I have a LONG history with Blender - I wrote some of the earliest Blender tutorials, worked for Not a Number and helped run the crowdfunding campaign that open sourced Blender (the first one on the internet!). I founded BlenderNation in 2006 and have been editing it every single day since then ;-) I also run the Blender Artists forum and I'm Head of Community at Sketchfab.

10 Comments

  1. "Repeated adjustments are often needed, before the final rendered images are accepted." So nice to read that it is not only with me this case ;)

  2. Sort of off-topic but:
    why do most architect renders like this always use some weird abstract building shape or some super-clean and usually white interior with perfect crisp edges with barely any space being used (apart from a couple pieces of furniture and a picture or 2 with a dead bundle of twigs in a vase)?
    I personally have never seen any buildings like this (well, I've seen videos of 1. Some science/math place for genius people) and cannot imagine anyone living in such empty, simple, clean buildings.

    To me, this ruins the 'realistic' felling people try and get. But it is still impressive (most of the time)!

    • And why would they render something that YOU consider not weird or super clean? You do Archviz according to exactly what THE CLIENT wants. I doubt the architects would go through the trouble of designing a building/structure just to entertain him/her self to something UN-WEIRD and UN-SUPER CLEAN by your standards.

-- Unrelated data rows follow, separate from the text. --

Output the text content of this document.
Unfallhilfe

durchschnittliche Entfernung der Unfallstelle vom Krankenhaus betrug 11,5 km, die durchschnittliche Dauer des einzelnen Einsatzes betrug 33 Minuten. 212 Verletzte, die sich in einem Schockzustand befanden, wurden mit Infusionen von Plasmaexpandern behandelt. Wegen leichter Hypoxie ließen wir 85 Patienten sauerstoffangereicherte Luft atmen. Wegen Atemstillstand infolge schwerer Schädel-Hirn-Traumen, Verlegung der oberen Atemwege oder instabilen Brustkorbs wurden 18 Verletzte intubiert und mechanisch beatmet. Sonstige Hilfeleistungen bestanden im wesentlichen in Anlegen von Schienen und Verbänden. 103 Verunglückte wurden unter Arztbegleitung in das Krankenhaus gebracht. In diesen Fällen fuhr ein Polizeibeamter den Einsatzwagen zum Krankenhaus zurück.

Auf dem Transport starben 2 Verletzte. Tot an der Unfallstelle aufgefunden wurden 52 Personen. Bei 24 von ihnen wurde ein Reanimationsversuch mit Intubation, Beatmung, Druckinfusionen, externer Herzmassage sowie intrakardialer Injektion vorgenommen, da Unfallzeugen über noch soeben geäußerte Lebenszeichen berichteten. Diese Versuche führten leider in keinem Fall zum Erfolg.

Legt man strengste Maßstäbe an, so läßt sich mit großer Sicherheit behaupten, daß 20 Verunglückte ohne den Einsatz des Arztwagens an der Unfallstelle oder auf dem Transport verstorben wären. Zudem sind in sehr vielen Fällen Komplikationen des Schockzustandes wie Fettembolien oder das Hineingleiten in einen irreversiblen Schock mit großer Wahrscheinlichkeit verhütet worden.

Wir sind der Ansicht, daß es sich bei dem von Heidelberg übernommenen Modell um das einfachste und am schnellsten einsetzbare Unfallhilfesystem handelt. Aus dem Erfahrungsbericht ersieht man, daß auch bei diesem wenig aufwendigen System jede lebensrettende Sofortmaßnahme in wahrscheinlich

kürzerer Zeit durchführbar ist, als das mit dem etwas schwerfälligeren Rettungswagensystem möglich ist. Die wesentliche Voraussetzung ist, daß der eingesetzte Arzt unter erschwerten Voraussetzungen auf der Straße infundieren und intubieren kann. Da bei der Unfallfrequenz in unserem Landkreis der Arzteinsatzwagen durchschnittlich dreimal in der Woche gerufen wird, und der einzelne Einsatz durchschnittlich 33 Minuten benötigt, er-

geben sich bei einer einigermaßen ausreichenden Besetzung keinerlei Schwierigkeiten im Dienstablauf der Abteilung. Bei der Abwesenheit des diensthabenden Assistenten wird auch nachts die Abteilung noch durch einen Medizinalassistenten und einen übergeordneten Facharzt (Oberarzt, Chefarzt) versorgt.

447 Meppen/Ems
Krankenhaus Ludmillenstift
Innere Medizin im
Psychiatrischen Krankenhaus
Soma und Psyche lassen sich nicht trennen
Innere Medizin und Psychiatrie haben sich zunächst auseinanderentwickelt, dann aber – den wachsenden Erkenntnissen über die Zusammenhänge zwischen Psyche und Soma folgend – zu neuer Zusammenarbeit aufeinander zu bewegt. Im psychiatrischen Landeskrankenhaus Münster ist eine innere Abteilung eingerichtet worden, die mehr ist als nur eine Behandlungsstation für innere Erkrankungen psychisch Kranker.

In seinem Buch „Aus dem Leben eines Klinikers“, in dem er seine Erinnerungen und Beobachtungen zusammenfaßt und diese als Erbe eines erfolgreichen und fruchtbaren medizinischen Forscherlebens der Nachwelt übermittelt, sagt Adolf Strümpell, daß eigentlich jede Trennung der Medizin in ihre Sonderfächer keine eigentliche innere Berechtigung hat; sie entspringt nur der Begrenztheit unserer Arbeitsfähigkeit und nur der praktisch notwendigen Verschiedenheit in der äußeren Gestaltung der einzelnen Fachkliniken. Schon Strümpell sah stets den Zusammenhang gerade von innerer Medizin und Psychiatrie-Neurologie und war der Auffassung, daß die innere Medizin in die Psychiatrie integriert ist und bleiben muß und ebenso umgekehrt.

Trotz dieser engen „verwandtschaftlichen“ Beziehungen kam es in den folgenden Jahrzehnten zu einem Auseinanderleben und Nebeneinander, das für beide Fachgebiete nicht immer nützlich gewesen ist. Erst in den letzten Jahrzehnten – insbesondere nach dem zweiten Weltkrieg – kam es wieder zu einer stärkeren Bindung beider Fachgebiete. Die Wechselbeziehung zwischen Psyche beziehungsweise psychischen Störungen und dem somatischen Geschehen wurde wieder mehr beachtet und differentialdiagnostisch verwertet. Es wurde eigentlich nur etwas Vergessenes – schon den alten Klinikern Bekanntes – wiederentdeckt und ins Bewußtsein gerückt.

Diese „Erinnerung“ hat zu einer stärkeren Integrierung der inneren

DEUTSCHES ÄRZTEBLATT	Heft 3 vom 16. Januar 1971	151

      The architect + archiviz artist do whatever the client asks

  3. For Blender it would be the best publicity to post real good work made with Blender.
    But Sunils images are suboptimal for that:
    The color-tonality is weird
    It looks kind of very unreal/unconvincing. I mean not that an archviz has to be real, but I miss some artistic depth, quality, mood..
    There are basic mistakes (sun from the buildings in the background comes from the wrong side).
    ...

    You better post very cool Archviz made with Blender Cycles for a better Image of Blender in Publicity:

    http://blenderartists.org/forum/showthread.php?228605-First-steps-in-archviz-cycles&p=1929309&highlight=#post1929309

    http://blenderartists.org/forum/showthread.php?262063-Poolside-Archviz

    http://blenderartists.org/forum/showthread.php?248946-Pedestrian-bridge-Cycle-architectural-walkthrough&p=2189543#post2189543

    http://blenderartists.org/forum/showthread.php?234818-Girls-room-with-a-hint-of-Japanese-style&highlight=negativa

    I hope someone understands my intention, I don't want offend someone, I just want that Blender gets the attention it deserves !

    Kind regards
    Alain

    • I disagree. This is very good for Blender. It is practical use and the quality he produced is acceptable. Unless one is developing a front cover for 3D Creative or some rich architectural firm

      If one has the luxury, time and a paying client to go all out on valid realism and fully artistic renders(artistic depth, quality, mood)...am sure one would have better renders.

      Remember, for him, its business. Time is money. Detail & quality are a function of time. You have to be practical.

      It depends on your how much you are getting(budget), what client wants, deadlines, speed, abilities, the economy/country in which you operate and so many variables if you are doing archviz as a full time source of income.

      IMHO, the designs look functional. And from what I have seen from non-high-budget archviz, many do have this kind-of plain look.

      He did say he iterates, accounting for client feedback. Many minds. Not a simple, linear workflow. So many things get sacrificed.

      Even big budget movie studios sacrifice aspects of their intended CG/VFX/CGI when running out on the budget/time/resources.

      • This is the experience I have had too. The client usually only has limited budget for visualization and all that is needed is an acceptable amount of modeling so that the design comes across.